Selon Abderrahim Mohib, chercheur en préhistoire et conservateur principal des monuments et des sites, la découverte d’un niveau archéologique «L» dans la carrière Thomas 1, daté d'environ 1 million d'années, riche en outillages acheuléens anciens et en restes d'hippopotame représente aujourd'hui la trace de l'occupation humaine la plus ancienne au Maroc. «Les trouvailles démontrent aujourd'hui que l'aventure humaine des hommes préhistoriques débute au sud-ouest de Casablanca avec la culture matérielle acheuléenne au niveau archéologique “L” du site de Thomas I. L'existence d'une présence humaine très ancienne, il y a 1 million d'années, est donc certaine dans le gisement de carrière Thomas 1 à Casablanca», nous informe Abderrahim Mohib. Les recherches archéologiques menées dans les carrières Thomas et dans d’autres sites préhistoriques sont menées dans le cadre d’un programme de recherches qui porte le nom de «Préhistoire du Grand Casablanca». Le programme a débuté en 1978 dans le cadre de la coopération entre le Maroc et la France, établie par le Service de l’archéologie du ministère des Affaires culturelles et poursuivie aujourd’hui par l’Institut national des sciences de l’archéologie et du patrimoine. Les opérations sont menées dans un contexte urbain où s’exerce une forte pression immobilière, et les sites subissent des agressions qui mettent en péril leur préservation à long terme. Dernièrement, un nouveau reste humain fossile de première importance, un fémur rapporté à Homo Rhodesiensis, a été identifié dans la grotte à hominidés de la carrière Thomas I à Casablanca.
Ce fossile Thomas I est un des plus rares fémurs humains découverts sur le continent africain pour tout le Pléistocène moyen (de 780 000 à 125 000 ans). Il peut être comparé à un autre fossile marocain provenant d'Aïn Maarouf (province d’El Hajeb).
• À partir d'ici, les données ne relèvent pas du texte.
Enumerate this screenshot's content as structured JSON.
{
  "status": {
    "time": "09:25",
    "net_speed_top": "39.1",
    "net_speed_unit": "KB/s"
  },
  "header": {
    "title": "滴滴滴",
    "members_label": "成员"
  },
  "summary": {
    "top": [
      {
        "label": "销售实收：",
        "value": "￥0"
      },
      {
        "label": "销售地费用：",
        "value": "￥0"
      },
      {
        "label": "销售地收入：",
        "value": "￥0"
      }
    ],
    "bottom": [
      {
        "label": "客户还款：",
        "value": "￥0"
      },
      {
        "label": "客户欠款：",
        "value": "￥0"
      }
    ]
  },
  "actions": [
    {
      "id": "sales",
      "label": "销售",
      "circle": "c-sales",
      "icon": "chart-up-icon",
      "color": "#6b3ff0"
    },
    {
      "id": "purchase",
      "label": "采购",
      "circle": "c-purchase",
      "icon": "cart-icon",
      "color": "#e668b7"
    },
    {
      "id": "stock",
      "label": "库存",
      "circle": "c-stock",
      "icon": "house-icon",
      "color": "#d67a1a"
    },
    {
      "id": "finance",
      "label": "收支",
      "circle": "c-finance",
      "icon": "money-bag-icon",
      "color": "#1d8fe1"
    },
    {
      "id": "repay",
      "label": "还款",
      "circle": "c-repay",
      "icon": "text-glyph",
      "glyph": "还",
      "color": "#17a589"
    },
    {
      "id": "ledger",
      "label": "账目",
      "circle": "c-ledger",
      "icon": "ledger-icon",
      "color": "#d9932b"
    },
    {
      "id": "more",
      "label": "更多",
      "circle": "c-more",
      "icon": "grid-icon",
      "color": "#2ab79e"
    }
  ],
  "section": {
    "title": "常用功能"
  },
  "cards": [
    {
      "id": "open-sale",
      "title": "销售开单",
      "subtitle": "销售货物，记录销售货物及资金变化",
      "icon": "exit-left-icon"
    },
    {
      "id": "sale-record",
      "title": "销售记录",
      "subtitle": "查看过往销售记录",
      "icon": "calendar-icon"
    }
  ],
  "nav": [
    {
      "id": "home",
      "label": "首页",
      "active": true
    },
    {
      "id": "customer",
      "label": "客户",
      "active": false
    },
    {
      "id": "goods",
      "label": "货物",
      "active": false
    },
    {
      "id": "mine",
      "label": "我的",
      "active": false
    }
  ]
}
«Ces restes nous renseignent sur la taille, la robustesse et la locomotion de nos lointains prédécesseurs. Le spécimen de Casablanca nous montre aussi que ces hommes pouvaient être la proie des carnivores et des charognards. D’après les nombreuses datations radiométriques et études géologiques effectuées sur le site, l’âge du fossile est estimé à 500 000 ans minimum», nous rapporte Abderrahim Mohib. Ce niveau avait déjà livré plusieurs restes humains : en 1969 une hémi-mandibule, entre 1994 et 2006 des restes dentaires (prémolaires et incisives), en 2008 une mandibule complète, en 2009 un fragment de mandibule d’enfant et quelques autres fragments crâniens sont les premiers de cet âge découverts au cours de fouilles scientifiques rigoureuses. Aujourd’hui, la carrière Thomas I est un gisement incontournable pour la connaissance des premiers peuplements d’Afrique du Nord-Ouest à un moment clé de l’évolution humaine (homo vers les hommes anatomiquement modernes) et la communauté scientifique et les responsables doivent se mobiliser pour en assurer la protection définitive. 

Le berceau préhistorique au Maroc

La métropole dispose d'un riche passé historique. Ses origines s'enracinent dans les temps les plus reculés de notre histoire ancienne. Les recherches ont permis d'identifier et de repérer dès le début du siècle dernier de nombreux sites préhistoriques et paléontologiques exceptionnels. Aujourd'hui, les sites majeurs de la préhistoire ancienne au Maroc qui existent encore et qui ont été mis en évidence par l'équipe de scientifiques sont : le gisement de Sidi Abderrahmane cunette, la carrière Thomas I, le gisement d'Ahl Loghlam et la grotte des Rhinocéros à la carrière Oulad Hamida I. Les études archéologiques et géologiques entamées sur le territoire de Casablanca depuis la fin du 19e siècle ainsi que les travaux de construction et l'ouverture de vastes carrières de pierre et de sable pour la construction du Port de Casablanca (à partir de 1907) sont à l'origine de la découverte de multiples sites préhistoriques et paléontologiques.